Belluzzo was one of four speakers yesterday during BusinessWeek’s fifth annual Conference on the Digital Economy. Tasked with looking at how the growth of ASPs will transform the business community on a global scale, the “Technology on Tap” panel also included speakers from eCoverage, Citrix and Intira Corporation.
Bernie Schneider, president and CEO of Intira, agrees with Belluzzo. Schneider’s company is an ASP for what he calls the “stuff” beneath the surface of a business platform. Intira works with companies looking to outsource everything just below the application layer (servers, data center, etc.) so they can remain focused on their business.
The logic: No matter what a company is doing in an online space, much of the technology under the hood is similar across the board.
“You have to bifurcate the information technology piece,” says Schneider. “We can absolutely get that stuff on tap without a problem. But when we move into the realm of a business actually outsourcing its core application, which is integrally a part of a business, it’s going to take some time for people to be willing to do that. That could take decades.”
Difficulty also arises in the ASP space, says Belluzzo, because the basic management principle of focusing on core strengths, while logically sound, isn’t simple to execute due to the ever-changing marketplace. Consequently, picking an ASP to partner with is no easy task.

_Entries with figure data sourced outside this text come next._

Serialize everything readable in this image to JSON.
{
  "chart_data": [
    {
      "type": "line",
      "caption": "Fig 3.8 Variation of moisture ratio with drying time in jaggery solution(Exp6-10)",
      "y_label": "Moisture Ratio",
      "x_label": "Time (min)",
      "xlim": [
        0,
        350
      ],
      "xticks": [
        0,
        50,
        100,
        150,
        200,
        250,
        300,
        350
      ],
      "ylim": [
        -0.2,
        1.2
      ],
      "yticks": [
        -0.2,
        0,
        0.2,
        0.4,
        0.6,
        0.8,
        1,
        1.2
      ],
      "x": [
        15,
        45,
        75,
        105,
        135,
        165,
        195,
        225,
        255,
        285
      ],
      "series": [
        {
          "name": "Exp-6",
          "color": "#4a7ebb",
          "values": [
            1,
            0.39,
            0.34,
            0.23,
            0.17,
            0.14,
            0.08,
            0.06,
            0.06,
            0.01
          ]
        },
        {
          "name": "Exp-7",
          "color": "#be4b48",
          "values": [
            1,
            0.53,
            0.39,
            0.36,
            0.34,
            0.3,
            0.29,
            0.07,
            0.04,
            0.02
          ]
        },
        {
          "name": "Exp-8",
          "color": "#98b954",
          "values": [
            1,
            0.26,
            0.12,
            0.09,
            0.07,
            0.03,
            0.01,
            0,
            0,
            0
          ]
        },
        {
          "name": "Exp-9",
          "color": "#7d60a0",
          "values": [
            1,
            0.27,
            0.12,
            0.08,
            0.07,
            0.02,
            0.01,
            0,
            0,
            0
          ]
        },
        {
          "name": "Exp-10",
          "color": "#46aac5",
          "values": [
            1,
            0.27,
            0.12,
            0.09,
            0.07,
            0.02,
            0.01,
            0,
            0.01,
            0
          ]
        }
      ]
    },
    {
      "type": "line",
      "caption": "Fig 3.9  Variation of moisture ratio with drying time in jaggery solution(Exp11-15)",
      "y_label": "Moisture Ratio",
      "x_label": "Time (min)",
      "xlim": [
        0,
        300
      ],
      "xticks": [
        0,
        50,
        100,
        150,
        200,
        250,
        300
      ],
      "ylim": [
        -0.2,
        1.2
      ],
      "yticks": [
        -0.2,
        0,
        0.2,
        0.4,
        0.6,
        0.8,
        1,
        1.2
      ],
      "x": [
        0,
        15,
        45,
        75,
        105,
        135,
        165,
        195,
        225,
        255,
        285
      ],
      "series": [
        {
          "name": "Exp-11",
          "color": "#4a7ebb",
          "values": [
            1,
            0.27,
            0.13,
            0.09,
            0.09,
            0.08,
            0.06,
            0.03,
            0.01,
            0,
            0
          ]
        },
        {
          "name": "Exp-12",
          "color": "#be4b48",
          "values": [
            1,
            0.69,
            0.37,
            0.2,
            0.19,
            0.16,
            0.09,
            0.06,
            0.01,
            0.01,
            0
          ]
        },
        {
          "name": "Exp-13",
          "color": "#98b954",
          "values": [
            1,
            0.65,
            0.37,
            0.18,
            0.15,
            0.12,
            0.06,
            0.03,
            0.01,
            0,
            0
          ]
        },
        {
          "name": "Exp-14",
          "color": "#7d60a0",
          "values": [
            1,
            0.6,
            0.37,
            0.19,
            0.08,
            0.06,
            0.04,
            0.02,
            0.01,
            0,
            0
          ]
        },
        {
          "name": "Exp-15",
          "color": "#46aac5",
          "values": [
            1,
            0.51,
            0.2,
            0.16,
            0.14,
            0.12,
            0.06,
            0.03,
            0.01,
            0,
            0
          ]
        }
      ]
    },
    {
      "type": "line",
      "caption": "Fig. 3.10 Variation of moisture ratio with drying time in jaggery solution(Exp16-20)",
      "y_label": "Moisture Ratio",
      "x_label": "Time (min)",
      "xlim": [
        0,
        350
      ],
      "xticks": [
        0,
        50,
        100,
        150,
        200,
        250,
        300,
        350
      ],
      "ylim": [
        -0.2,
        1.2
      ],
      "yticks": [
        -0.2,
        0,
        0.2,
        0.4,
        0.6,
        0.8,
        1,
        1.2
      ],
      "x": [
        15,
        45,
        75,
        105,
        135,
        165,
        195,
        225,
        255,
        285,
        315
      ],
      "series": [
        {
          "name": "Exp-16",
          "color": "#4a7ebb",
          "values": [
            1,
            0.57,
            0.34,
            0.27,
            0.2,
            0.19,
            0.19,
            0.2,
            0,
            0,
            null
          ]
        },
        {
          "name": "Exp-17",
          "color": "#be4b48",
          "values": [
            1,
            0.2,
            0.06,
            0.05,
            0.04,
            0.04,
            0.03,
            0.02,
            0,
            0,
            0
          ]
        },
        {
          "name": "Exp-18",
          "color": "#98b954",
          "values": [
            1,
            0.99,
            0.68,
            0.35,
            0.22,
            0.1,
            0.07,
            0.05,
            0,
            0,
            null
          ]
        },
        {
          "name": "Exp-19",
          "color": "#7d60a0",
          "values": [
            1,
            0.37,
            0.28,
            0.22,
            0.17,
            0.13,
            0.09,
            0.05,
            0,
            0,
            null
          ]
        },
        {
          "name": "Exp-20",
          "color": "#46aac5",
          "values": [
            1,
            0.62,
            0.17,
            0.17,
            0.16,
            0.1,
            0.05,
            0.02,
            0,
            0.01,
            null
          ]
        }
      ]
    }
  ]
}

“There are things that aren’t critical today that will be tomorrow,” explains Belluzzo. “Even at Microsoft, we know we can’t do it all ourselves. You can’t argue with the core strength principle, but when you make choices to outsource those are often quite permanent because you lose internal expertise.”
Choosing, says Schneider, means ensuring an ASP can change as you do, but at the same time accepting that an ASP is not a cure-all to technical frustrations. Anybody who says they can guarantee 100% up time, he adds, is lying to you.
“I think the industry uses service levels agreements more as a marketing tool, which is sad,” says Schneider. “The only thing that really counts is whether an application is up and running or not. Ask your ASP what reports they will give you to measure how they are doing. If they can’t do that, they probably don’t know themselves.”
“Real-time reporting is also essential,” adds Scott Kauffman, CEO of online insurance site eCoverage. “You don’t want to have to try and hunt down a living person to find out what is going on when things go down.”
The first steps into using ASPs, however, need not necessary culminate into an outsourced ouch-source. Citrix Corporation, one of the founding members of the ASP Industry Consortium, works to turn a company’s own IT department into an ASP-like resource. President Mark Templeton says the company’s goal it to provide clients with “digital independence” while, at the same time, giving them technology on tap.
“We all know the corporate desktop is going towards being a digital workplace,” says Templeton. “We’re working to enable corporate customers to manage their IT resource like a utility. With this model you can measure who is using what within your company: service levels, storage, computing power in use, etc. We’ve seen many of our customers move from an allocated IT cost models to a service model like a cable provider.”
But as with cable, be careful not
to order too many “channels,” warns Belluzzo. He says Microsoft doesn’t measure an ASP’s quality simply by the amount of “up” time it ensures. As you fall back on the infrastructure and seek to solve a problem, a more pertinent question, he says, is whether you find a quick solution or just a lot of finger pointing.
“The whole chain is what’s critical,” he says. “If ASPs struggle it’s probably because the chain is too complicated.”